While many people have raised questions about the quality of refereeing at the ongoing Rugby World Cup, nobody, surprisingly has questioned the quality of commentary that is available. If one were to compare the two, the commentators would lose by a mile.
There is a strange kind of logic that has prevailed in management circles for quite a while now, namely that a person who is good in one sector of an industry would also be equally good in another. It is this kind of logic (?) that leads managers to appoint rank and file employees to positions of leadership. It flies in the face of logic to argue that someone who is good at following orders would be equally good as a leader, but that’s the conventional wisdom that has prevailed and will never go away.
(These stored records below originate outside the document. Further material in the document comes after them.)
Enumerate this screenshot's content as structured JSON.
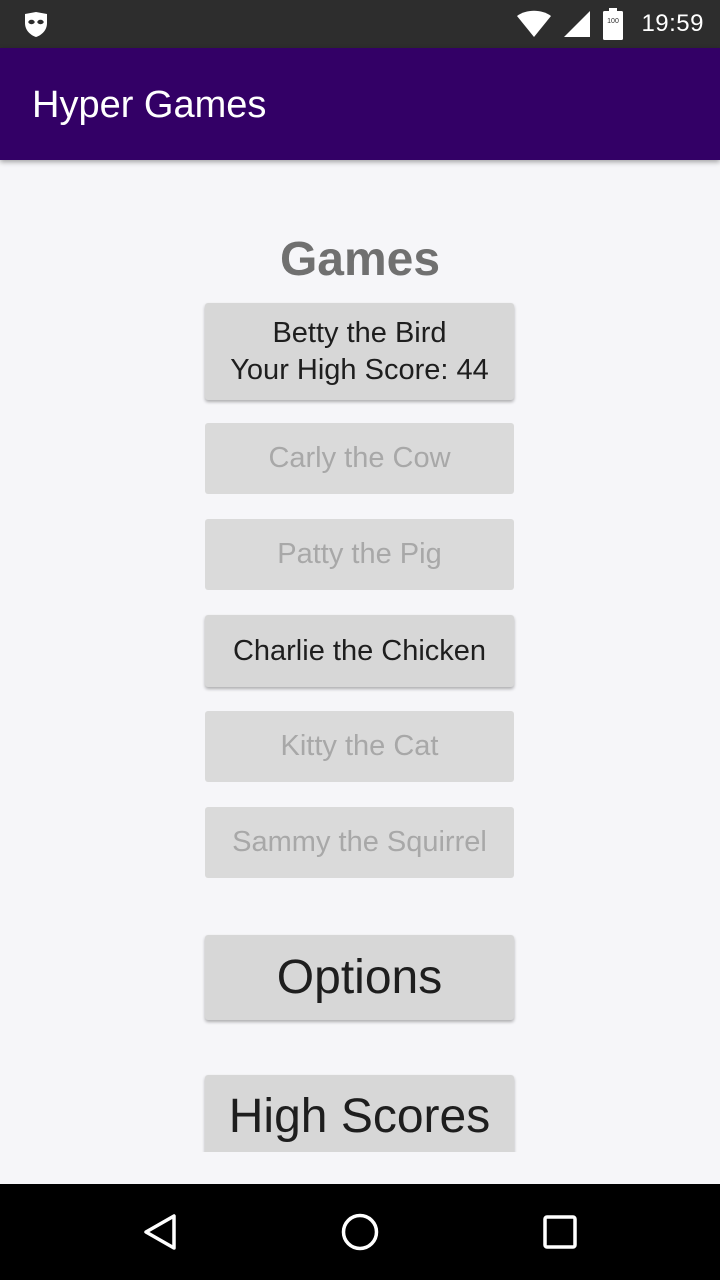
{
  "status_bar": {
    "time": "19:59",
    "battery_level": "100",
    "left_icon": "incognito-mask-icon",
    "wifi_icon": "wifi-icon",
    "signal_icon": "cell-signal-icon",
    "battery_icon": "battery-icon"
  },
  "app_bar": {
    "title": "Hyper Games",
    "color": "#330066"
  },
  "main": {
    "section_title": "Games",
    "games": [
      {
        "name": "Betty the Bird",
        "high_score_label": "Your High Score: 44",
        "enabled": true
      },
      {
        "name": "Carly the Cow",
        "enabled": false
      },
      {
        "name": "Patty the Pig",
        "enabled": false
      },
      {
        "name": "Charlie the Chicken",
        "enabled": true
      },
      {
        "name": "Kitty the Cat",
        "enabled": false
      },
      {
        "name": "Sammy the Squirrel",
        "enabled": false
      }
    ],
    "options_label": "Options",
    "high_scores_label": "High Scores"
  },
  "nav_bar": {
    "back_icon": "back-triangle-icon",
    "home_icon": "home-circle-icon",
    "recents_icon": "recents-square-icon"
  }
}
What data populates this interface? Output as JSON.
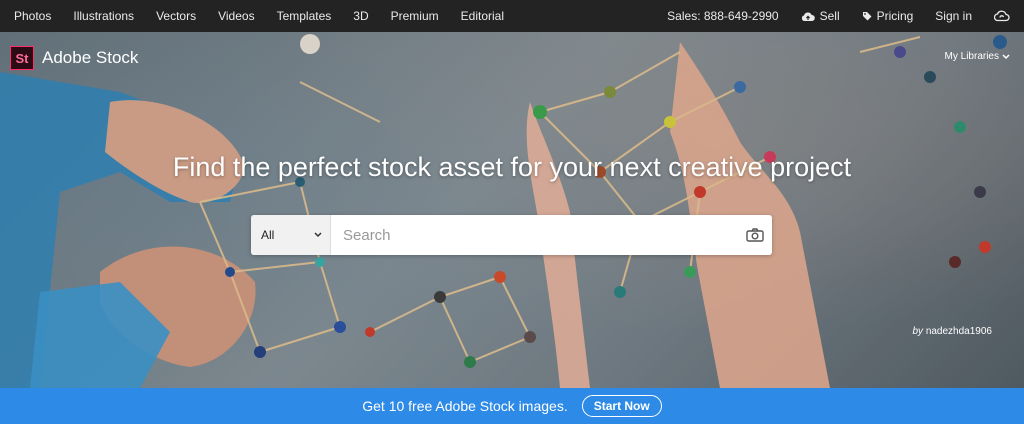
{
  "topnav": {
    "links": [
      "Photos",
      "Illustrations",
      "Vectors",
      "Videos",
      "Templates",
      "3D",
      "Premium",
      "Editorial"
    ],
    "sales": "Sales: 888-649-2990",
    "sell": "Sell",
    "pricing": "Pricing",
    "signin": "Sign in"
  },
  "brand": {
    "logo": "St",
    "name": "Adobe Stock"
  },
  "my_libraries": "My Libraries",
  "hero": {
    "headline": "Find the perfect stock asset for your next creative project"
  },
  "search": {
    "category": "All",
    "placeholder": "Search"
  },
  "credit": {
    "prefix": "by",
    "author": "nadezhda1906"
  },
  "banner": {
    "text": "Get 10 free Adobe Stock images.",
    "button": "Start Now"
  },
  "colors": {
    "nav_bg": "#232323",
    "banner_bg": "#2d8ae6",
    "logo_border": "#ff2b6a"
  },
  "icons": [
    "cloud-upload-icon",
    "tag-icon",
    "creative-cloud-icon",
    "chevron-down-icon",
    "camera-icon"
  ]
}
Some years ago, there was a class of person known as a professional commentator. Now this class of person was not one who had necessarily played the game on which he/she was commentating; the two are not connected. No, the commentator had a tremendous understand of the sport in question, an incredibly good vocabulary and a turn of phrase guaranteed to keep even the most of fidgety of individuals glued to their seats. John Arlott and Brian Johnston are two good examples of this class of person; neither had played Test cricket but find me someone who was better at the art of commentating on the game.
Alas, nowadays, there is no vetting of commentators and all seem to be appointed in you-scratch-my-back-and-I’ll-scratch yours deals. Some ex-players write well, a few, a very select few, have sufficient vocal skills to be good commentators. But the majority are mundane, idiots of the first order, with limited vocabularies, malaprops and generally prone to think that screaming out loud and displaying the behaviour of a baby in a basinet is the best way to commentate.
As a result, good players often earn the ire of the public and lose whatever goodwill they accumulated during their playing days. Take the case of Joel Stransky, fly-half in the victorious South African team of 1995. Before he became a commentator, Stransky was known as the man who won the Springboks their first Webb Ellis Trophy through a drop-goal in extra-time. But now he is known as an incompetent, biased commentator, who has an incredibly poor knowledge of English, is unable to speak three sentences without tripping over his tongue, and one who is close to the head of the queue vying for the title of Mr Malaprop.
Stransky also seems unaware that the job of an expert commentator is to provide something extra, something over and above what the commentator says, some analysis of what is going on on the field. He merely parrots what the commentator says and often leaves his sentences incomplete.
But it is not only the ex-players who lack any competence in the art of commentary. There is one Sean Maloney who is part of the commentary team for the ongoing Rugby World Cup who often does not know the names of players on teams in a match where he is the commentator. The other day, he said, “the ball goes to the number 15 from Tonga…” completely forgetting that this gentleman has a name. Remembering names and faces is one of the basics for commentators so how Malone got a gig is puzzling.
The television and radio networks that appoint incompetents to this job benefit too. For one, the people who are appointed are aware that they have received a favour and thus avoid criticising the network or the organisers. Ex-players try to promote their own favourites. A commentator is meant to function as a journalist, but the current crop act as toadies.
They may have learned to do from the case of Murray Mexted. The former All Black, who was an expert commentator on Fox Sports some years ago, was suddenly thrown out. All it took for Mexted to be punted was some mild criticism of the New Zealand Rugby Football Union, the organisation that runs the game in that country. NZRFU complained to Fox, and Mexted was shown the door. But Mexted was good at his job and what he did was the right thing; someone who is in a position that demands he/she function as a journalist should have no fear about criticising something that deserves to be criticised.
There are a few Australians, too, who have no business being on the commentary panel. Phil Kearns, Drew Mitchell and George Gregan were all good players in their time. But they are totally out of their depth when it comes to providing something incisive. They haul out all the old cliches and repeat them ad infinitum.
And this is supposed be the World Cup! When will Fox Sports ensure that professional commentators take over and do a decent job? Grant Nisbett, one of the better commentators and a man who has some 300 Tests under his belt, is nowhere to be seen. But then perhaps that’s because he’s a pro who does what a commentator should.